Obviously, post transition, an MTF spectrum person doesn't have male privilege. Before transition, it gets really complicated. Sure, they may get some benefit from having been assigned male at birth, but the privilege of being viewed as male is going to come into conflict, to varying degrees, with how well they manage to hide that their internal identities and sense of self are not male. Also, since society bombards everyone with messages about what men are like and what women are like, different messages are going to get internalized than with people whom identify as men.

I'm going to strongly concur with Julia Serano that it's probably helpful to think of their being a whole set of gender-based privileges that interact with each other - there's male privilege, there's cisgender privilege (privilege given to people that perform a gender, and perform it successfully, that is viewed as in accordance with their perceived sex), cissexual privilege (privilege of having one's internal sex in concordance with the birth-assigned sex), and heterosexual privilege.

Drawing from Foucault, the more privileged a group is, the harsher the enforcement on that group, and the greater the punishments for deviance from the norms for that group.
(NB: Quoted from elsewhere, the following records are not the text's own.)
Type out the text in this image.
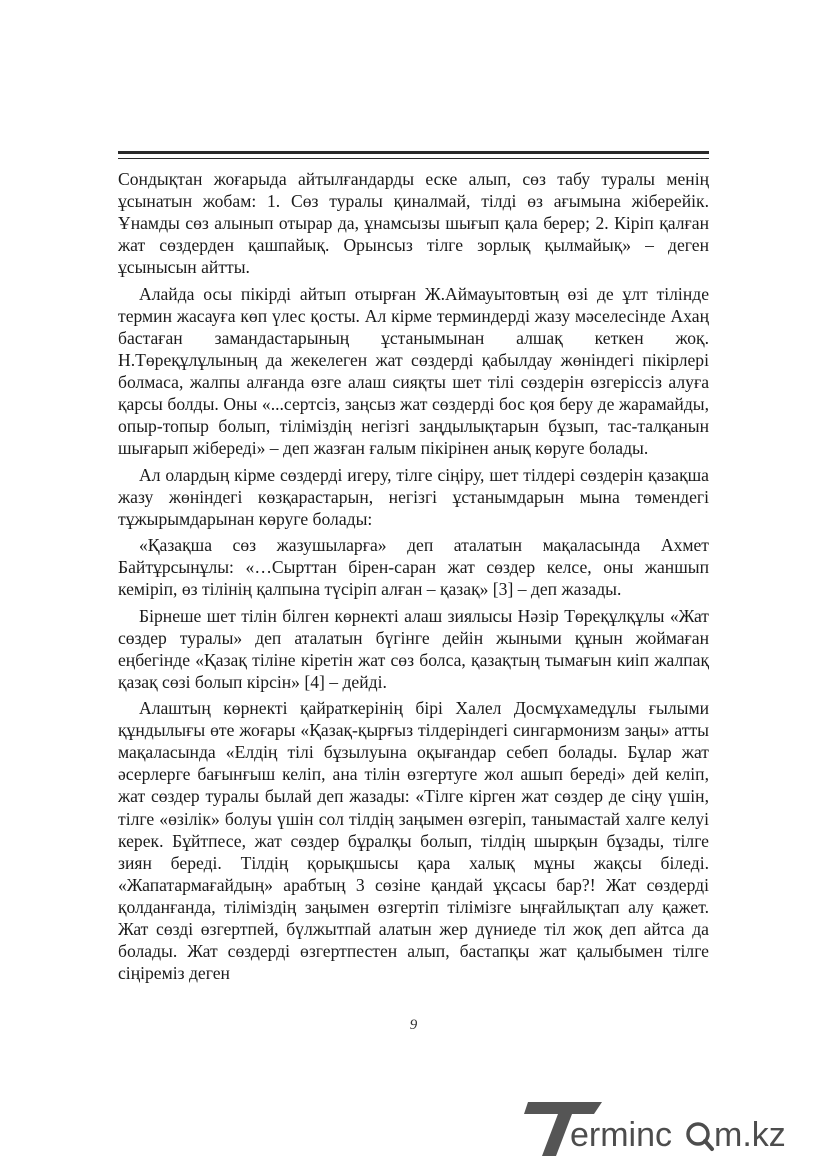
Сондықтан жоғарыда айтылғандарды еске алып, сөз табу туралы менің ұсынатын жобам: 1. Сөз туралы қиналмай, тілді өз ағымына жіберейік. Ұнамды сөз алынып отырар да, ұнамсызы шығып қала берер; 2. Кіріп қалған жат сөздерден қашпайық. Орынсыз тілге зорлық қылмайық» – деген ұсынысын айтты.

Алайда осы пікірді айтып отырған Ж.Аймауытовтың өзі де ұлт тілінде термин жасауға көп үлес қосты. Ал кірме терминдерді жазу мәселесінде Ахаң бастаған замандастарының ұстанымынан алшақ кеткен жоқ. Н.Төреқұлұлының да жекелеген жат сөздерді қабылдау жөніндегі пікірлері болмаса, жалпы алғанда өзге алаш сияқты шет тілі сөздерін өзгеріссіз алуға қарсы болды. Оны «...сертсіз, заңсыз жат сөздерді бос қоя беру де жарамайды, опыр-топыр болып, тіліміздің негізгі заңдылықтарын бұзып, тас-талқанын шығарып жібереді» – деп жазған ғалым пікірінен анық көруге болады.

Ал олардың кірме сөздерді игеру, тілге сіңіру, шет тілдері сөздерін қазақша жазу жөніндегі көзқарастарын, негізгі ұстанымдарын мына төмендегі тұжырымдарынан көруге болады:

«Қазақша сөз жазушыларға» деп аталатын мақаласында Ахмет Байтұрсынұлы: «…Сырттан бірен-саран жат сөздер келсе, оны жаншып кеміріп, өз тілінің қалпына түсіріп алған – қазақ» [3] – деп жазады.

Бірнеше шет тілін білген көрнекті алаш зиялысы Нәзір Төреқұлқұлы «Жат сөздер туралы» деп аталатын бүгінге дейін жыными құнын жоймаған еңбегінде «Қазақ тіліне кіретін жат сөз болса, қазақтың тымағын киіп жалпақ қазақ сөзі болып кірсін» [4] – дейді.

Алаштың көрнекті қайраткерінің бірі Халел Досмұхамедұлы ғылыми құндылығы өте жоғары «Қазақ-қырғыз тілдеріндегі сингармонизм заңы» атты мақаласында «Елдің тілі бұзылуына оқығандар себеп болады. Бұлар жат әсерлерге бағынғыш келіп, ана тілін өзгертуге жол ашып береді» дей келіп, жат сөздер туралы былай деп жазады: «Тілге кірген жат сөздер де сіңу үшін, тілге «өзілік» болуы үшін сол тілдің заңымен өзгеріп, танымастай халге келуі керек. Бұйтпесе, жат сөздер бұралқы болып, тілдің шырқын бұзады, тілге зиян береді. Тілдің қорықшысы қара халық мұны жақсы біледі. «Жапатармағайдың» арабтың 3 сөзіне қандай ұқсасы бар?! Жат сөздерді қолданғанда, тіліміздің заңымен өзгертіп тілімізге ыңғайлықтап алу қажет. Жат сөзді өзгертпей, бүлжытпай алатын жер дүниеде тіл жоқ деп айтса да болады. Жат сөздерді өзгертпестен алып, бастапқы жат қалыбымен тілге сіңіреміз деген

9
erminc m.kz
Most transgender, genderqueer, and transsexual people, in general, talk about suppressing their sense of self and having difficulty living up to the standards of their birth-assigned sex and gender before they come out; a lot of times their failure to adequately live up to the role they don't internally identify with results in them being viewed as gender variant, and thus not getting cisgender privilege - being punished for being gender variant. Sometimes, even before they come out, they "fall out" of the category they were assigned, and every interaction becomes pretty uncertain.

So it's complicated by other gender privileges, and being able to benefit fully from one gender privilege often requires at least being able to "pass" as at least having some of the others, so it's definitely not the same way in which a cissexual male has male privilege, and it's going to vary from one MTF spectrum person to another what degree they actually had male privilege prior to transitioning.